Bad news: Gabriela is the first girl in a few years to not get a movie made, which is at best an uncomfortable coincidence. She's also not the only big release; the new Contemporary Characters line has two dolls out, Tenney and Z. Tenney has, at the time of this post, four books to Gabriela's three (Z has two), and in addition to the Tenney doll being released, a boy doll from her line is also out (Logan). So, Gabriela, the first black Girl of the Year and the first non-white Girl of the Year since Marisol, doesn't get a movie and has to share the spotlight. I'll be reviewing the Tenney and Z books as well, because I like complete things, but I'm giving Gabriela the first post (then Tenney then Z, because why not use alphabetical order).

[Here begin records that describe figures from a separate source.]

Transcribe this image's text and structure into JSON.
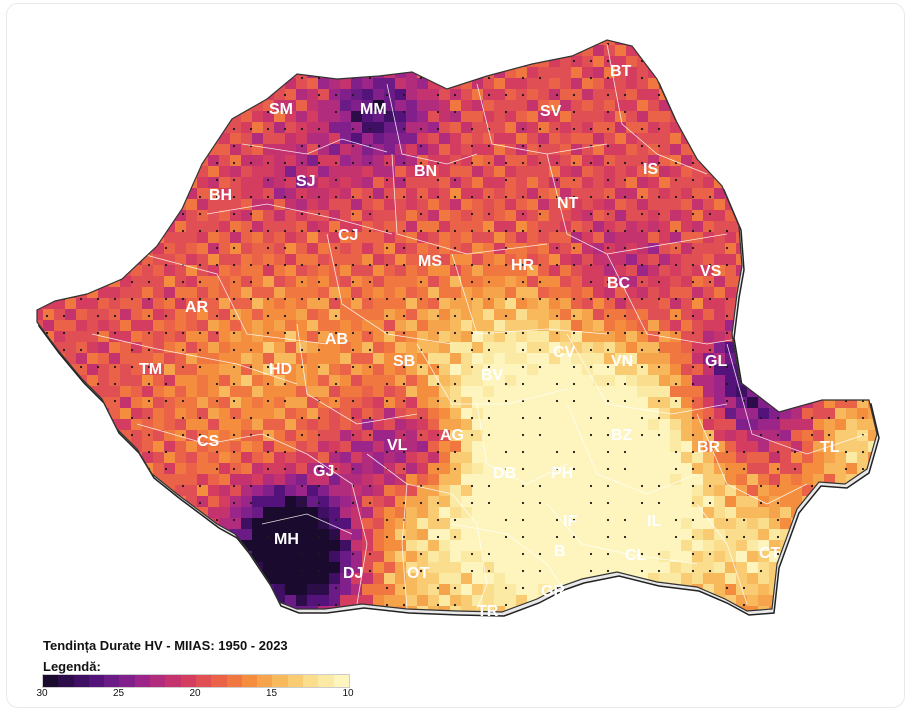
{
  "map": {
    "title": "Tendința Durate HV - MIIAS: 1950 - 2023",
    "legend_label": "Legendă:",
    "scale_min": 30,
    "scale_max": 10,
    "legend_ticks": [
      "30",
      "25",
      "20",
      "15",
      "10"
    ],
    "palette": [
      "#1a0b2e",
      "#2d0d49",
      "#3e0f63",
      "#53137a",
      "#6a1b86",
      "#82208b",
      "#9b2588",
      "#b22c7d",
      "#c4336e",
      "#d43d60",
      "#e04f54",
      "#ea6248",
      "#f0773f",
      "#f48e3e",
      "#f6a44b",
      "#f8b95d",
      "#f9cc74",
      "#fadd8d",
      "#fbeaa4",
      "#fdf5bd"
    ],
    "counties": [
      {
        "code": "SM"
      },
      {
        "code": "MM"
      },
      {
        "code": "BT"
      },
      {
        "code": "SV"
      },
      {
        "code": "SJ"
      },
      {
        "code": "BN"
      },
      {
        "code": "IS"
      },
      {
        "code": "BH"
      },
      {
        "code": "NT"
      },
      {
        "code": "CJ"
      },
      {
        "code": "MS"
      },
      {
        "code": "HR"
      },
      {
        "code": "VS"
      },
      {
        "code": "BC"
      },
      {
        "code": "AR"
      },
      {
        "code": "AB"
      },
      {
        "code": "CV"
      },
      {
        "code": "VN"
      },
      {
        "code": "GL"
      },
      {
        "code": "TM"
      },
      {
        "code": "HD"
      },
      {
        "code": "SB"
      },
      {
        "code": "BV"
      },
      {
        "code": "CS"
      },
      {
        "code": "VL"
      },
      {
        "code": "AG"
      },
      {
        "code": "BZ"
      },
      {
        "code": "BR"
      },
      {
        "code": "TL"
      },
      {
        "code": "GJ"
      },
      {
        "code": "DB"
      },
      {
        "code": "PH"
      },
      {
        "code": "IF"
      },
      {
        "code": "IL"
      },
      {
        "code": "MH"
      },
      {
        "code": "B"
      },
      {
        "code": "CL"
      },
      {
        "code": "CT"
      },
      {
        "code": "DJ"
      },
      {
        "code": "OT"
      },
      {
        "code": "GR"
      },
      {
        "code": "TR"
      }
    ]
  }
}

The first scene of this book is set on June 23, 2017, a Sunday.
Since Shawshank Redemption is my favorite movie, you can imagine how I initially pictured an African-American character named Red. But someone in middle school probably doesn't look like Morgan Freeman...
Gabriela and Teagan make bracelets out of embroidery floss to sell for a fundraiser. Red suggests some be in the team colors of Philadelphia's professional sports teams, which is smart (Baseball: Phillies; NFL: Eagles).
I'm surprised that Isaiah's dad, a Baptist pastor, is called Mr. Jordan rather than Pastor Jordan. I'm used to Protestant ministers having a title like that, including my parents' Baptist minister neighbor. But different congregations can have different preferences.
Speaking of dads, Red's isn't mentioned.
Gabriela and Teagan have a good conversation over the phone, but given their ages and the setting (present day) I think it's more likely they would have been texting. Almost no pre-teens and teens I know prefer phone calls to texting.